While the promises from predictive vendors are exciting, buyers must be confident in the data inputs before we take action or set forecasts. Things like coverage in the target market, data validation and update methods, and accuracy benchmarks are important to understand before taking predictive outputs at face value. For Infusionsoft, if there wasn’t coverage and accuracy in the SMB data, then no predictive use case or interface would ever work.

At the end of the day, I needed to start small with a specific use case – enable better outbound. I used the gaps we saw with other predictive solutions to assess new options.

How Predictive 2.0 Completed Infusionsoft’s Demand Factory

The additions that were critical to evolving Infusionsoft’s demand factory were simple:

  • Add new acquisition channels leveraging outbound lead generation 
  • Offer high-value content aligned to the customer journey to drive engagement

A new solution would have to offer new prospect sourcing within the target market and robust segmentation features as core functionality. It would also need to eliminate campaign execution steps and vendors by coupling application capabilities with an accurate database of business information with coverage across all small businesses. Simplification was a must.

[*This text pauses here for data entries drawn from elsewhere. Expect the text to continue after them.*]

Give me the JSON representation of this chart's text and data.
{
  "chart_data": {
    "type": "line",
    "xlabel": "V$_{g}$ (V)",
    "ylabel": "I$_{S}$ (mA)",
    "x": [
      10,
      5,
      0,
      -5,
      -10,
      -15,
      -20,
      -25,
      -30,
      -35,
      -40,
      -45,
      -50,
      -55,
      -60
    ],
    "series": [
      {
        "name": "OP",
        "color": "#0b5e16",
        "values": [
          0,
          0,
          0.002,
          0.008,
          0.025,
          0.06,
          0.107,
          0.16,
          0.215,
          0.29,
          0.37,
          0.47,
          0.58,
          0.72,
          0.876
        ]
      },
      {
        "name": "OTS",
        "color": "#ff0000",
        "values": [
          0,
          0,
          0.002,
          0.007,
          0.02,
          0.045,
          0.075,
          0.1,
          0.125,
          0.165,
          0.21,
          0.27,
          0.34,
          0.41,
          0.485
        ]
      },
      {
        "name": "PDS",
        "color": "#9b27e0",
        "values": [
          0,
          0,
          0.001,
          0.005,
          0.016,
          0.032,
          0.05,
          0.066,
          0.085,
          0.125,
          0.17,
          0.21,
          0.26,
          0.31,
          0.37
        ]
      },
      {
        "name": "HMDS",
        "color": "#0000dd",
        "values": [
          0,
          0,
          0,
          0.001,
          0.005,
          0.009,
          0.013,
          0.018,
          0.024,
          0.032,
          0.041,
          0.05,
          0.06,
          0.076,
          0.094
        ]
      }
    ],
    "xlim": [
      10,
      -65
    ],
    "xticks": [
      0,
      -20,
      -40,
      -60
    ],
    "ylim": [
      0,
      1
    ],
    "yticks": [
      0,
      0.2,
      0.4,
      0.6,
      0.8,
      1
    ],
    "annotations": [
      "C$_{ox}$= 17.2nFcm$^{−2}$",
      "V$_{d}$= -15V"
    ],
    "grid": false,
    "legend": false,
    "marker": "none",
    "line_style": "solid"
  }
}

After assessing several solutions (including one legacy solution we had already implemented), we found Radius to be the best fit for our needs. It integrated with our current ecosystem and offered analytics and data for faster time to deployment of multiple models, accuracy and breadth of data used for both predictions and outbound campaign execution, and a user experience that was very intuitive. Once implemented, it would allow our team to be self-sufficient in driving demand throughout the re-architected funnel.


Now equipped with a new predictive solution, our team is full-speed ahead on our mission. We’re applying Radius for four specific use cases: 

  1. Refine Ideal Customer Profiles (ICPs): Use analytics powered by a rich SMB dataset to obtain a 360-degree picture of what makes our best customers unique. ICPs are used across content strategy, personas, database segmentation, and net-new sourcing
  2. Score existing database: Apply scores to every lead as an indicator for how close a prospect is to the ICP. Setting priorities for both marketing and sales has accelerated the existing pipeline.
  3. Layer outbound segmentation: Slice and dice existing database by likelihood to convert and add to email nurture programs for education down the path to purchase. Over time, the segmentation has become more granular, resulting in multiple nurture streams based on top predictive signals and relevant content offers.
  4. Inject outbound outreach: Target lookalike accounts that match our ICP, which has grown outbound outreach by 200,000 prospects per month.

Our dual-threat of inbound and outbound ensures no lead is left behind. Scoring and nurtures that marry content with prospects ensure inbound leads have consistent education and cultivation, and when the moment is right, hit a threshold for sales outreach. Net-new, segmentation, and integrations into CRM ensure that we are reaching all of the businesses that are ideal fits for Infusionsoft.

With the right predictive solution acting as a backbone system of insight, we can target prospects that match our Ideal Customer Profile. We see Radius as eHarmony plus Spotify for our CRM. Our mission has just begun, and we will continue experimenting and deepening our usage of this technology to drive revenue at InfusionSoft and help every small business succeed.